I wrote this on my insta 9/5/19:
“This little angel would have gone to kindergarten this year. You’d think by now that the milestones have all come and gone, but they really sneak up on you. I didn’t get to buy him a backpack and walk him in for his first day, all of our firsts and lasts were packed into a tiny little window that we were gifted. I always thought I was have a million kids all in a row and people would say my goodness you have your hands full! My hands don’t feel so full these days with everyone in school, my heart hurts imaging the alternative universe where all my babies made it to earth safely. Someday, I tell myself, someday. All will be made right, and for that I work and hope and pray.”
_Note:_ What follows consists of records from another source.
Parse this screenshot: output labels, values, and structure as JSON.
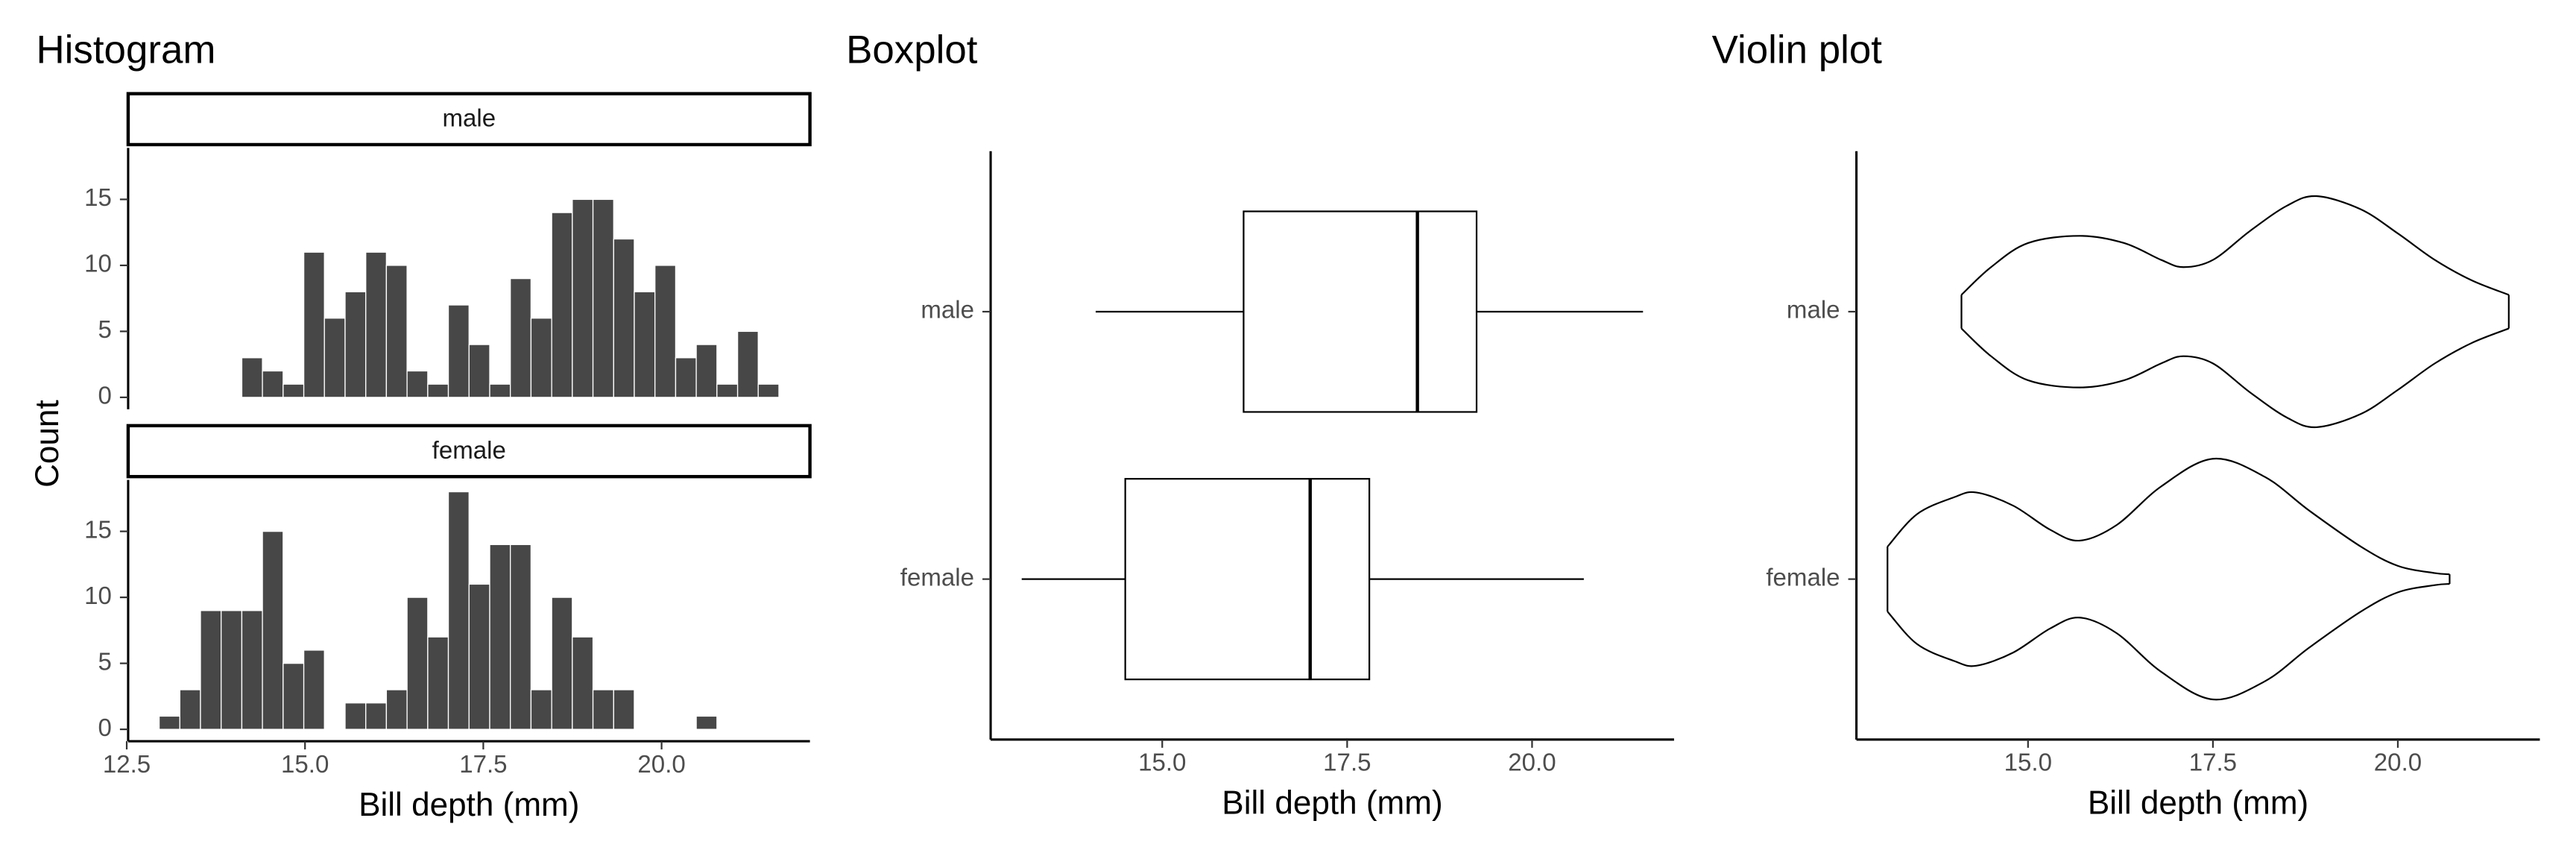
{
  "chart_data": [
    {
      "type": "histogram",
      "title": "Histogram",
      "xlabel": "Bill depth (mm)",
      "ylabel": "Count",
      "bins": [
        12.955,
        13.245,
        13.534,
        13.824,
        14.114,
        14.403,
        14.693,
        14.983,
        15.272,
        15.562,
        15.852,
        16.141,
        16.431,
        16.721,
        17.01,
        17.3,
        17.59,
        17.879,
        18.169,
        18.459,
        18.748,
        19.038,
        19.328,
        19.617,
        19.907,
        20.197,
        20.486,
        20.776,
        21.066,
        21.355,
        21.645
      ],
      "series": [
        {
          "name": "male",
          "values": [
            0,
            0,
            0,
            0,
            3,
            2,
            1,
            11,
            6,
            8,
            11,
            10,
            2,
            1,
            7,
            4,
            1,
            9,
            6,
            14,
            15,
            15,
            12,
            8,
            10,
            3,
            4,
            1,
            5,
            1
          ]
        },
        {
          "name": "female",
          "values": [
            1,
            3,
            9,
            9,
            9,
            15,
            5,
            6,
            0,
            2,
            2,
            3,
            10,
            7,
            18,
            11,
            14,
            14,
            3,
            10,
            7,
            3,
            3,
            0,
            0,
            0,
            1,
            0,
            0,
            0
          ]
        }
      ],
      "color": "#474747",
      "xlim": [
        12.52,
        22.08
      ],
      "xticks": [
        12.5,
        {
          "value": 15,
          "label": "15.0"
        },
        17.5,
        {
          "value": 20,
          "label": "20.0"
        }
      ],
      "ylim": [
        -0.9,
        18.9
      ],
      "yticks": [
        0,
        5,
        10,
        15
      ]
    },
    {
      "type": "boxplot",
      "title": "Boxplot",
      "xlabel": "Bill depth (mm)",
      "categories": [
        "male",
        "female"
      ],
      "boxes": [
        {
          "min": 14.1,
          "q1": 16.1,
          "median": 18.45,
          "q3": 19.25,
          "max": 21.5
        },
        {
          "min": 13.1,
          "q1": 14.5,
          "median": 17.0,
          "q3": 17.8,
          "max": 20.7
        }
      ],
      "xlim": [
        12.68,
        21.92
      ],
      "xticks": [
        {
          "value": 15,
          "label": "15.0"
        },
        17.5,
        {
          "value": 20,
          "label": "20.0"
        }
      ]
    },
    {
      "type": "violin",
      "title": "Violin plot",
      "xlabel": "Bill depth (mm)",
      "categories": [
        "male",
        "female"
      ],
      "violins": [
        {
          "x": [
            14.1,
            14.5,
            15.0,
            15.7,
            16.3,
            16.8,
            17.1,
            17.5,
            18.0,
            18.5,
            18.9,
            19.5,
            20.0,
            20.5,
            21.0,
            21.5
          ],
          "values": [
            0.14,
            0.37,
            0.57,
            0.63,
            0.57,
            0.43,
            0.37,
            0.43,
            0.67,
            0.88,
            0.96,
            0.85,
            0.65,
            0.43,
            0.26,
            0.14
          ]
        },
        {
          "x": [
            13.1,
            13.5,
            14.0,
            14.3,
            14.8,
            15.3,
            15.7,
            16.2,
            16.8,
            17.5,
            18.2,
            18.8,
            19.5,
            20.0,
            20.5,
            20.7
          ],
          "values": [
            0.27,
            0.54,
            0.68,
            0.72,
            0.61,
            0.41,
            0.32,
            0.45,
            0.77,
            1.0,
            0.85,
            0.57,
            0.27,
            0.11,
            0.05,
            0.04
          ]
        }
      ],
      "xlim": [
        12.68,
        21.92
      ],
      "xticks": [
        {
          "value": 15,
          "label": "15.0"
        },
        17.5,
        {
          "value": 20,
          "label": "20.0"
        }
      ]
    }
  ]
}
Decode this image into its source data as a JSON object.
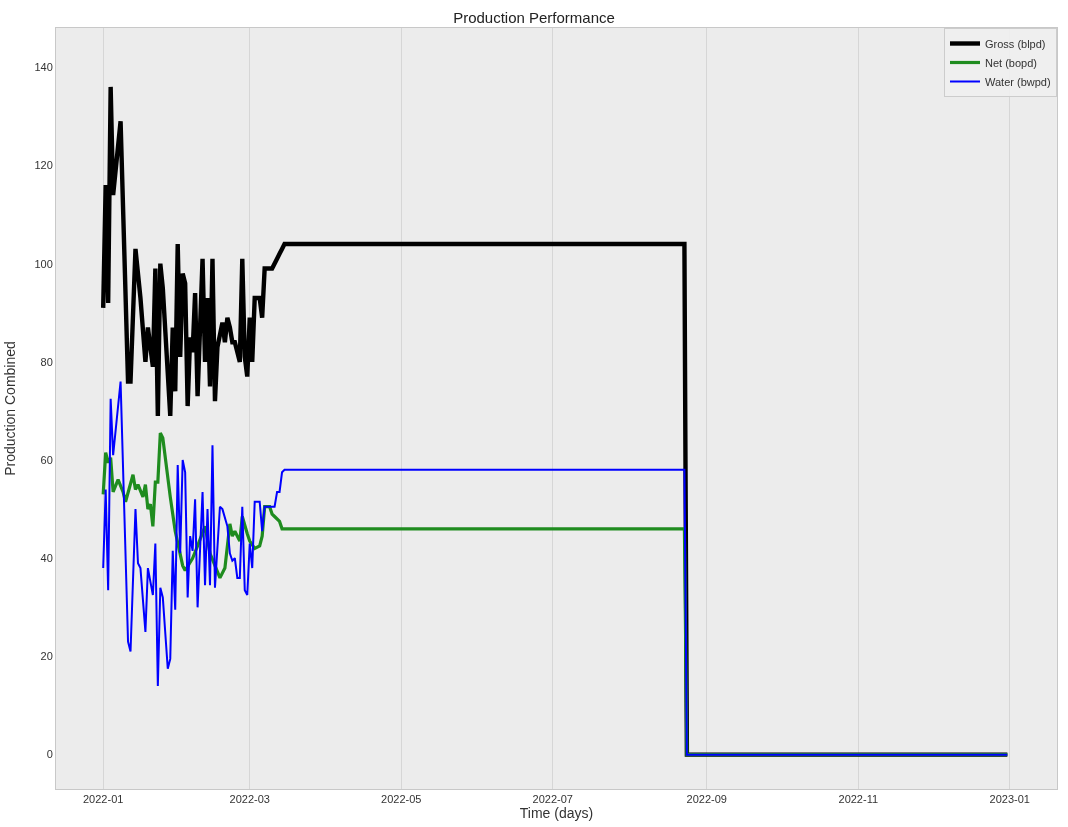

Feeling all the feels lately. Thatch turned three last month. I thought we would have another baby by now. LOL when will I learn that it is NOT in my control? Izzie and Linc are 2 1/2 years apart and I loved their age gap. I was so tired in their newborn years but then they had a built in buddy and it was wonderful. I had another early miscarriage this month, more of a chemical pregnancy since it was right around five weeks. Just enough time for me to make plans and get my hopes up, and then…. over again. I’ve read tons of studies on recurrent miscarriage, which I definitely quality for at this point.. And most of it is like “meh eventually most people carry to term.” It’s really not very helpful to read that, I’d love more of a concrete answer but I’m (stubbornly) learning that it is totally out of my hands. If God has another baby for us, we will have one. More and more though I see what a gift and absolute miracle pregnancy and childbirth really are… what a process. So many things have to go right! Every time!
Anyway, I was missin Max and sometimes just talking about him makes me feel better. I sure wonder what he would look like at age five! Gonna be a great reunion though and all the waiting and being sad will be really worth it.